Tuesday, February 24, 2009
♥ 11:28 PM
So, I am having one of those moments in my life, again. Yes, you heard correctly, again. It's not because it's another teen thing or whatever, it's just stress packed onto more stress. Maybe I am too young or too immature to know what "stress" really means, but I know for a fact that it's not great. It makes people miserable and worst of all, it'll make you feel like the world is going to end. It sucks feeling this way, but everyone has to go through with it even if they like it or not.
I've been getting too attach to people really easily these days. Maybe it's because of my personality and how much I trust that person. I know trust is a huge thing in this world and for me, I easily trust people. Even if I lost trust in that person, I can still trust them. Lame to say, but it's true. Like for essiance, I recently started trusting this guy that I barely knew and we're just talking about some secrets here and there. When he's not around or not talking to me (like right now) I feel sad and lonely. I mean, I am not in love with the guy or like him in that way, but it's just that I always want someone there to talk with most of the time. Lame, I know but that's how I am. I might even end up like one of his ex that he told me about and how she's so clingy.

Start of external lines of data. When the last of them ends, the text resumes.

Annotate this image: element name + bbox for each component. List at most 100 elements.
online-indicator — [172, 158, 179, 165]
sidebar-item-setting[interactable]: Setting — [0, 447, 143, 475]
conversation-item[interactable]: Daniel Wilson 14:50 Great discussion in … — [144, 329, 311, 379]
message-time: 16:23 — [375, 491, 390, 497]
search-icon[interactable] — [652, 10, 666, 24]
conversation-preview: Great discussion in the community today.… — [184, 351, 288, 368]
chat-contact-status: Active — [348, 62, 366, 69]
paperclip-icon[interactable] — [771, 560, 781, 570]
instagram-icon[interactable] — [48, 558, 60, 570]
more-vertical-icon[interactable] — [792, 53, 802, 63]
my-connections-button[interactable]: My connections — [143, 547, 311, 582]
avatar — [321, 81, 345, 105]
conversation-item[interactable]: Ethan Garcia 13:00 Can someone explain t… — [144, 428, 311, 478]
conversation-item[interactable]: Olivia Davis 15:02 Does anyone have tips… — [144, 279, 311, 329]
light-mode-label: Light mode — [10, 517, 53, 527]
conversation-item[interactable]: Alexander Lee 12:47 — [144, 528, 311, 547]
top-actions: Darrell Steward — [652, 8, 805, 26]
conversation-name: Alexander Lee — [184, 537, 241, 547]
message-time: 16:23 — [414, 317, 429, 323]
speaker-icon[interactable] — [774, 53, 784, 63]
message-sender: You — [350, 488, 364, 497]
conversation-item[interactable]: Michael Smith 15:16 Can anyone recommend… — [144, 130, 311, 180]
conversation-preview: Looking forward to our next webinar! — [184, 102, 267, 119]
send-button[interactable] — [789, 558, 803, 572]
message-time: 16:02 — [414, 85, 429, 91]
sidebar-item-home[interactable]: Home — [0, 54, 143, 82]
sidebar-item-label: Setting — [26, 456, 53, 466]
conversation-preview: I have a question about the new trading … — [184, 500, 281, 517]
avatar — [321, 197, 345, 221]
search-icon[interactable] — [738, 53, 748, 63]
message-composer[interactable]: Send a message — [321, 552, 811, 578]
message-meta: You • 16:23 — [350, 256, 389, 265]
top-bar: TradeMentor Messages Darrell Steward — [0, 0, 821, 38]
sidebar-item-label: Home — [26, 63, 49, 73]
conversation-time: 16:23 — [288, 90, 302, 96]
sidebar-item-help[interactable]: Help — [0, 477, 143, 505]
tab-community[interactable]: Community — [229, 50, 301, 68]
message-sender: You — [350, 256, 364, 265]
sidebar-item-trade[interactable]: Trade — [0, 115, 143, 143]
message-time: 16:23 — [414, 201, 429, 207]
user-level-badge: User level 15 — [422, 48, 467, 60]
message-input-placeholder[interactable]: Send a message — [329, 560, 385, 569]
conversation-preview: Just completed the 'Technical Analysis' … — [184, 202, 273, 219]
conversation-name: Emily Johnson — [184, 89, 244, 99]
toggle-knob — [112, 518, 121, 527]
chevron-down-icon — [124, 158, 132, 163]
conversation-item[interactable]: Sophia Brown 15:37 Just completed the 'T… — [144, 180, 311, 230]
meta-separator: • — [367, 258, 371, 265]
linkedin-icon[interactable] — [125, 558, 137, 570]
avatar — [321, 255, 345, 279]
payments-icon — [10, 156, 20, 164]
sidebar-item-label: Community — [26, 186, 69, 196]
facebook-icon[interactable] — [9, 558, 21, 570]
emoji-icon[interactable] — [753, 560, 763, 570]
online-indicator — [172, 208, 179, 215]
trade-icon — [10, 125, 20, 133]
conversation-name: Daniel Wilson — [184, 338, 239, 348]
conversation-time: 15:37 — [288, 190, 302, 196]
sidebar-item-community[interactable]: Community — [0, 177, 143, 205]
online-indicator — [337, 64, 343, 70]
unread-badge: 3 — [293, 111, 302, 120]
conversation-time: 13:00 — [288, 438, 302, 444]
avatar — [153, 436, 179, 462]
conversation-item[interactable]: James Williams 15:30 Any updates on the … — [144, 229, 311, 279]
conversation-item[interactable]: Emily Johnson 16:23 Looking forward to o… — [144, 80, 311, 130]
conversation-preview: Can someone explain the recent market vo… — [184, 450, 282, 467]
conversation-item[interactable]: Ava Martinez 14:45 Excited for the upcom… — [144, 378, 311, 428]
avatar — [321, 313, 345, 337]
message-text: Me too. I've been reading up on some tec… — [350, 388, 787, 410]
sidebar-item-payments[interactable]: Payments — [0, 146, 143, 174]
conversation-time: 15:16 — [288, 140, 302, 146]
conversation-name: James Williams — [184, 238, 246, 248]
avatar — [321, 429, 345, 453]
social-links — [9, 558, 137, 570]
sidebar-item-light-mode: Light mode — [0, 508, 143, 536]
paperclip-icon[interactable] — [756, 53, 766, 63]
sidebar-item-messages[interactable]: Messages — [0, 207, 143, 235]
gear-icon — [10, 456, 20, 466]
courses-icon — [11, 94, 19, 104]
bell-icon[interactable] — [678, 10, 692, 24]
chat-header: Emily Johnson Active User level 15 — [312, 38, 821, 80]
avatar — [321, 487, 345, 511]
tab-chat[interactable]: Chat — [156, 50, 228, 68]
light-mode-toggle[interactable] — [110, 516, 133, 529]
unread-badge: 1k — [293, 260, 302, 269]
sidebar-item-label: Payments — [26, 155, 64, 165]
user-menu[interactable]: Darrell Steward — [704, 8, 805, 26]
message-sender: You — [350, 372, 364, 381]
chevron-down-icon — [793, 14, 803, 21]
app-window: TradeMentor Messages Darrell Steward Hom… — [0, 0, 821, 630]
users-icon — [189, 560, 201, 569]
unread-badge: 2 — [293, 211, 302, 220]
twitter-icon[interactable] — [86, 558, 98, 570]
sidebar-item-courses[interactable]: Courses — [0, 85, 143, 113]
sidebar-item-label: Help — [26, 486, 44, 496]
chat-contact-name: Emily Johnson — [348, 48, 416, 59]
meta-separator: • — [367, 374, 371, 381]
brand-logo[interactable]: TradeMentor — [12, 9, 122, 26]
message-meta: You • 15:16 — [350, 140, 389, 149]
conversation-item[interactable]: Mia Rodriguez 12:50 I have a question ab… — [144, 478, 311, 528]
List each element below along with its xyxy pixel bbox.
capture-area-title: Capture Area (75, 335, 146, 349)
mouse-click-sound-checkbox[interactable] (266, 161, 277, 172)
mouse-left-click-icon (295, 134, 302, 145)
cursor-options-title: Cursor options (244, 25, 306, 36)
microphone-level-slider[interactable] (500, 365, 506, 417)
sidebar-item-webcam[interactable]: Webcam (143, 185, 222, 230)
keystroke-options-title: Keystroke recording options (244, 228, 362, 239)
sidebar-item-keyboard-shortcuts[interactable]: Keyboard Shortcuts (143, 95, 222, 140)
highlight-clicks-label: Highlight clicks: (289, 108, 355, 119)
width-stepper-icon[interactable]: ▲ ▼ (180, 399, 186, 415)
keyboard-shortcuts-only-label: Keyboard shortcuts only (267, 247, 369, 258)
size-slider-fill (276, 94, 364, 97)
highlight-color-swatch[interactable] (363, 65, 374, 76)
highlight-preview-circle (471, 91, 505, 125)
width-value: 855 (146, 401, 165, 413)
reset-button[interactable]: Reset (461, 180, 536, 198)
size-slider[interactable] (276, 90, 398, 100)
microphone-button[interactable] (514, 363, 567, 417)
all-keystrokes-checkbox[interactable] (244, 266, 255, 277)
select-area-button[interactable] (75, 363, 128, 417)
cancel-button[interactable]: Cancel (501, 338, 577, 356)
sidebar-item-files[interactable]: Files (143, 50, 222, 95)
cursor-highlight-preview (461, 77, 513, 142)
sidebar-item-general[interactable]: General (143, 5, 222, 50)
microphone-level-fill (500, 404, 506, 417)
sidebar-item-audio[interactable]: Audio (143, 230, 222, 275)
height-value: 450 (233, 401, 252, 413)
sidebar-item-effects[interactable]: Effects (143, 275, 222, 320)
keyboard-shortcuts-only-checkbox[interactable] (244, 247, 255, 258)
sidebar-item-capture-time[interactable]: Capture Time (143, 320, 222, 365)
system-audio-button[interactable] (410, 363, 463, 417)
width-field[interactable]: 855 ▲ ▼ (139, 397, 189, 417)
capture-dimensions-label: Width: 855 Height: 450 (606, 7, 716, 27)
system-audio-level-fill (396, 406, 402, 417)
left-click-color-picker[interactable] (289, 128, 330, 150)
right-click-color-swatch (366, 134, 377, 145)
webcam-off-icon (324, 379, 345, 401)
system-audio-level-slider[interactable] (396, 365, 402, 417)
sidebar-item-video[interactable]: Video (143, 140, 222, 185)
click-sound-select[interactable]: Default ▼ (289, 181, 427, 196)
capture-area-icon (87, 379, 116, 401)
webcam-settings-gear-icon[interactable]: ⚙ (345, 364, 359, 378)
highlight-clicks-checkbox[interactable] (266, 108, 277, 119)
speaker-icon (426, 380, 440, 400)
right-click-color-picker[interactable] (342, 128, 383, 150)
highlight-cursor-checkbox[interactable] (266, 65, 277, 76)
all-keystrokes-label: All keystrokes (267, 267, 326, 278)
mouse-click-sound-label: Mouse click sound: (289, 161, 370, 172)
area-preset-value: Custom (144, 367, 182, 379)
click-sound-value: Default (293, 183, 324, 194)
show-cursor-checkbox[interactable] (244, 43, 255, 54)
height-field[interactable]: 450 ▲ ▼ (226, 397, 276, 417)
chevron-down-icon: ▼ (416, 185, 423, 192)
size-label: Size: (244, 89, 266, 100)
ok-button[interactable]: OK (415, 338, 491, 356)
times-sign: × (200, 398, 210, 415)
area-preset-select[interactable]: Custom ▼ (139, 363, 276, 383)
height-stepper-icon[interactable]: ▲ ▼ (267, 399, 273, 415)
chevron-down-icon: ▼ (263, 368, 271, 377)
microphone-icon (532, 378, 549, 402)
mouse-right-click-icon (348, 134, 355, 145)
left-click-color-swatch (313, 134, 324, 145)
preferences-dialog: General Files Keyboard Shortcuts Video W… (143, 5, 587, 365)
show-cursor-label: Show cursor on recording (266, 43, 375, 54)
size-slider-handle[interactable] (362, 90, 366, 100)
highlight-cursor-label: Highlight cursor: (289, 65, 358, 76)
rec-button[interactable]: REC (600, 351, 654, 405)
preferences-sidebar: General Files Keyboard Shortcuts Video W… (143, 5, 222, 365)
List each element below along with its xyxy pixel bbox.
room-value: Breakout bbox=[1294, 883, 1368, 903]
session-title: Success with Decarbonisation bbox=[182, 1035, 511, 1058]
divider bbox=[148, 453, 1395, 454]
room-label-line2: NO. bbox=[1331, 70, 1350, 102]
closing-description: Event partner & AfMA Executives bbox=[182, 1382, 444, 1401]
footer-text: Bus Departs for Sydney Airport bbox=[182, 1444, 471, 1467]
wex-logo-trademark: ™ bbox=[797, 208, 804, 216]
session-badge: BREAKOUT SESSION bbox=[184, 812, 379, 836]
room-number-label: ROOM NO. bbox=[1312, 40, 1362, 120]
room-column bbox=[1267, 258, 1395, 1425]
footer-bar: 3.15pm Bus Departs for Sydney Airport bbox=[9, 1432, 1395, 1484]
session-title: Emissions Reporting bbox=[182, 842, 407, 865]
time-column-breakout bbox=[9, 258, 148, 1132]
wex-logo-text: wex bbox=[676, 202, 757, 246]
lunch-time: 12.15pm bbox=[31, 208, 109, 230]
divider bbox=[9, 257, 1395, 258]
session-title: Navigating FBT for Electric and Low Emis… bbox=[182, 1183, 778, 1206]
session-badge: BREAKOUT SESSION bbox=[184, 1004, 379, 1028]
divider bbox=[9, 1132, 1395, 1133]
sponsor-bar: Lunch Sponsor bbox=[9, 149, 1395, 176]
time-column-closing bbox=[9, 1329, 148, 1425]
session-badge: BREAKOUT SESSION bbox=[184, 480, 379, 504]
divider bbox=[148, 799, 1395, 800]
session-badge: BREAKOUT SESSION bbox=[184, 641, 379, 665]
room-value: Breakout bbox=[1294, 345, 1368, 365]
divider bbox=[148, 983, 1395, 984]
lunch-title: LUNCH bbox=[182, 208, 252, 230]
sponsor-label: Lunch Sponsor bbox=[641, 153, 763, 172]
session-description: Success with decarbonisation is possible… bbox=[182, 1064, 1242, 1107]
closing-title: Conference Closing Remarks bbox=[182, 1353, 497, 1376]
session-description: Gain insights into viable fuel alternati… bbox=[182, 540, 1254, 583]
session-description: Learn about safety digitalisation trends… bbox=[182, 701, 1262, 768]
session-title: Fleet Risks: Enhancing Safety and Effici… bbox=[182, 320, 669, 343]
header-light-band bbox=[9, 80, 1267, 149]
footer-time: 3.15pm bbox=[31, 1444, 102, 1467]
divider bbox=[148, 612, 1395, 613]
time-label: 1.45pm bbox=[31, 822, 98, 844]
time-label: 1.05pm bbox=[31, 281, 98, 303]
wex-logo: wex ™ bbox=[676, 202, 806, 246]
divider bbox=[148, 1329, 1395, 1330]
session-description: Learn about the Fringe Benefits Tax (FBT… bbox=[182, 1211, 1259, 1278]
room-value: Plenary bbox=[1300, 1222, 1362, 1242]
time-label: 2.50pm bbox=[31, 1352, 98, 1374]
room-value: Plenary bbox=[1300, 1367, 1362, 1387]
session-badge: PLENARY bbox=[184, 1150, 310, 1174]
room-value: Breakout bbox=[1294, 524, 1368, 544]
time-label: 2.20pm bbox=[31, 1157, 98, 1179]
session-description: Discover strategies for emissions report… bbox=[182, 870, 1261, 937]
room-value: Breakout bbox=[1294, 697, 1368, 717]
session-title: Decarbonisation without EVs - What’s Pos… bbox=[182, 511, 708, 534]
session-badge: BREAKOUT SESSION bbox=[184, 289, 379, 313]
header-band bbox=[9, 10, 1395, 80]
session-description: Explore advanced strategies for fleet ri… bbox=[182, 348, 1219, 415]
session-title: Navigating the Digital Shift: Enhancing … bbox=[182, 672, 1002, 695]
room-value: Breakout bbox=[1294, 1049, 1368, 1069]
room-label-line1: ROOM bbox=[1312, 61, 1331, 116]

It might be the fact that I haven't had that special person in my life yet. Sure I had a few boyfriends, but they didn't last. Maybe I just want a life long best friend or maybe I feel left out since everyone now a days have a someone that they love except me and maybe a few other people. I wish, that I could meet someone that would lift me off of my feet and show me a bigger and better place.
Maybe I do need to get out more and be less anti-social like he said. But I'm not that outgoing and I know that I am not the brightest star out there. I mean, I know that whole saying about friends coming and going, but who would actually be there for me when I need them the most? Most of the time, my friendships are always one sided and it feels like they are using me. Maybe it's the fact that I am too nice and such a push over.
I know this rant isn't really making sense right now because I keep jumping around, so I'll cut to the chase. I, Anniee, need a boyfriend and fast. I know that might sound a bit weird, but it's true. I really need know how it feels to have a boyfriend and not a just some stupid fling that would last a year. I just need a best friend of the opposite sex here with me because I cope better with guys than I do with girls. Weird, I know, but that is what I am used to.
Oh, and btw if you haven't noticed yet, yes I got myself a new mood theme. It's Tablo from Epik High this time. I might go back and use my Big Bang ones, but as for now I am using this one because I like it more and plus it's more complete. Of course, I did not make these mood themes, someone else did and I am just using it because I love Tablo as much as I adore Big Bang.
But on the brighter note; it is International Pancake Day. I got myself three free buttermilk pancakes with a side of scrambled eggs. I went with three other friends too, because they couldn't turn down free food and who can turn down IHOP? I know, I sure can't.